In 2023, the Meal Kit Category Lines Blurred

person in kitchen with meal kit

Increasingly throughout this past year, meal kits have begun to be not so much their own discrete category as an integrated piece of a larger food eCommerce system.

Take, for instance, Blue Apron. In late September, omnichannel food hall company Wonder, founded and led by Jet.com founder Marc Lore, announced the acquisition of the meal kit subscription company for $103 million. In an accompanying statement, Lore noted that the move came as part of Wonder’s efforts to create “the mealtime super app,” with meal kits serving as just one piece of this puzzle.

Additionally, Blue Apron has also been expanding beyond the traditional meal kit occasion. Earlier this month, the direct-to-consumer (D2C) subscription service announced the expansion of its ready-to-eat category with the launch of Prepared & Ready meals — single-serving, non-frozen prepared meals that recipients reheat in the microwave.

Blue Apron is not the only meal kit company looking to gain share by adding more convenient options. Leading meal kit company HelloFresh predicted early in the year that its ready-to-eat business would be its “biggest source of order growth in 2023,” per Chief Financial Officer Christian Gartner, and the company has continued to tout the category’s rapid growth on subsequent earnings calls.

Plus, HelloFresh has also been expanding its vision beyond human meals entirely, announcing in August the launch of its new dog food subscription, The Pets Table, broadening the company’s scope and redefining its goal as a push to be the largest “fully integrated food solutions group” in the world.

Meanwhile, Kroger, the United States’ leading pure-play grocer, has been expanding its D2C meals subscription business beyond Home Chef’s meal kits, launching in October its new heat-and-eat meal delivery service, Tempo, selling subscriptions for single-serve, microwaveable meals.

For now, the D2C meal delivery space is relatively small. PYMNTS Intelligence’s study “Connected Dining: Ready-to-Eat Meals Are Eating Restaurants’ Lunch,” which drew from a survey of more than 2,300 U.S. consumers, revealed that 1 in 10 people order ready-to-eat meals to be delivered to their homes every month.

In an interview with PYMNTS, Scott Payne, chief product officer at Home Chef and Tempo, spoke of these low-effort meal options’ potential to gain share from more traditional categories.

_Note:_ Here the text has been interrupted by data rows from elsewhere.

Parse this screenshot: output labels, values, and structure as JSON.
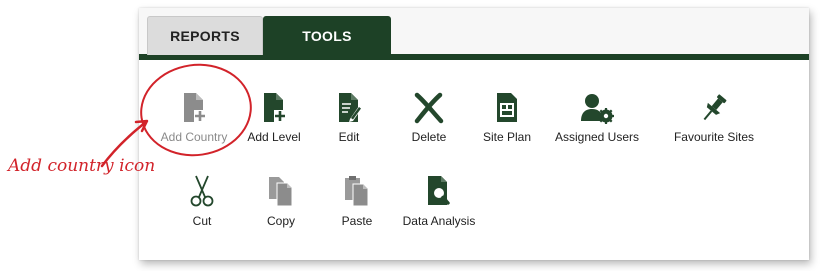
{
  "tabs": [
    {
      "label": "REPORTS",
      "active": false
    },
    {
      "label": "TOOLS",
      "active": true
    }
  ],
  "colors": {
    "accent": "#1d4126",
    "icon": "#23472c",
    "icon_disabled": "#8c8c8c",
    "annotation": "#d2232a"
  },
  "tools": {
    "row1": [
      {
        "label": "Add Country",
        "icon": "add-document-icon",
        "disabled": true
      },
      {
        "label": "Add Level",
        "icon": "add-document-icon",
        "disabled": false
      },
      {
        "label": "Edit",
        "icon": "edit-document-icon",
        "disabled": false
      },
      {
        "label": "Delete",
        "icon": "x-delete-icon",
        "disabled": false
      },
      {
        "label": "Site Plan",
        "icon": "site-plan-icon",
        "disabled": false
      },
      {
        "label": "Assigned Users",
        "icon": "user-gear-icon",
        "disabled": false
      },
      {
        "label": "Favourite Sites",
        "icon": "pushpin-icon",
        "disabled": false
      }
    ],
    "row2": [
      {
        "label": "Cut",
        "icon": "scissors-icon",
        "disabled": false
      },
      {
        "label": "Copy",
        "icon": "copy-documents-icon",
        "disabled": true
      },
      {
        "label": "Paste",
        "icon": "paste-documents-icon",
        "disabled": true
      },
      {
        "label": "Data Analysis",
        "icon": "document-magnifier-icon",
        "disabled": false
      }
    ]
  },
  "annotation": {
    "text": "Add country icon"
  }
}
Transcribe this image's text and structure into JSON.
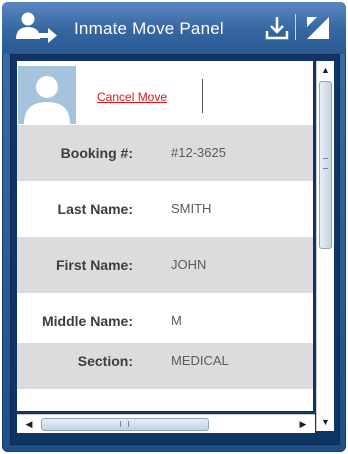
{
  "window": {
    "title": "Inmate Move Panel",
    "icons": {
      "title": "user-transfer-icon",
      "download": "download-icon",
      "resize": "resize-icon"
    },
    "colors": {
      "titlebar": "#35669f",
      "frame": "#0f3564",
      "link": "#e0161a"
    }
  },
  "header": {
    "cancel_label": "Cancel Move",
    "avatar_icon": "person-silhouette-icon"
  },
  "fields": [
    {
      "label": "Booking #:",
      "value": "#12-3625"
    },
    {
      "label": "Last Name:",
      "value": "SMITH"
    },
    {
      "label": "First Name:",
      "value": "JOHN"
    },
    {
      "label": "Middle Name:",
      "value": "M"
    },
    {
      "label": "Section:",
      "value": "MEDICAL"
    }
  ],
  "scrollbars": {
    "vertical": {
      "up_glyph": "▲",
      "down_glyph": "▼"
    },
    "horizontal": {
      "left_glyph": "◀",
      "right_glyph": "▶"
    }
  }
}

“There are certainly going to be some people where this is replacing grocery,” Payne said. “There are some people who haven’t traditionally cooked in the past, so that might be replacing takeout, and there might even be traditional meal kits subscribers who are looking for something more convenient.”

Meal kits at least are already gaining share from brick-and-mortar grocers. The report “The Replenish Economy: A Household Supply Deep Dive,” a PYMNTS Intelligence and sticky.io collaboration drawing from a survey of more than 2,000 U.S. consumers in September, found that 47% of HelloFresh subscribers have reduced their visits to brick-and-mortar stores, significantly higher than the 42% that said the same across retail subscriptions included in the survey.

From “mealtime super apps” to “fully integrated food solutions,” meal kits are increasingly becoming not their own, siloed category but a piece in businesses’ broader efforts to capture more of consumers’ food occasions.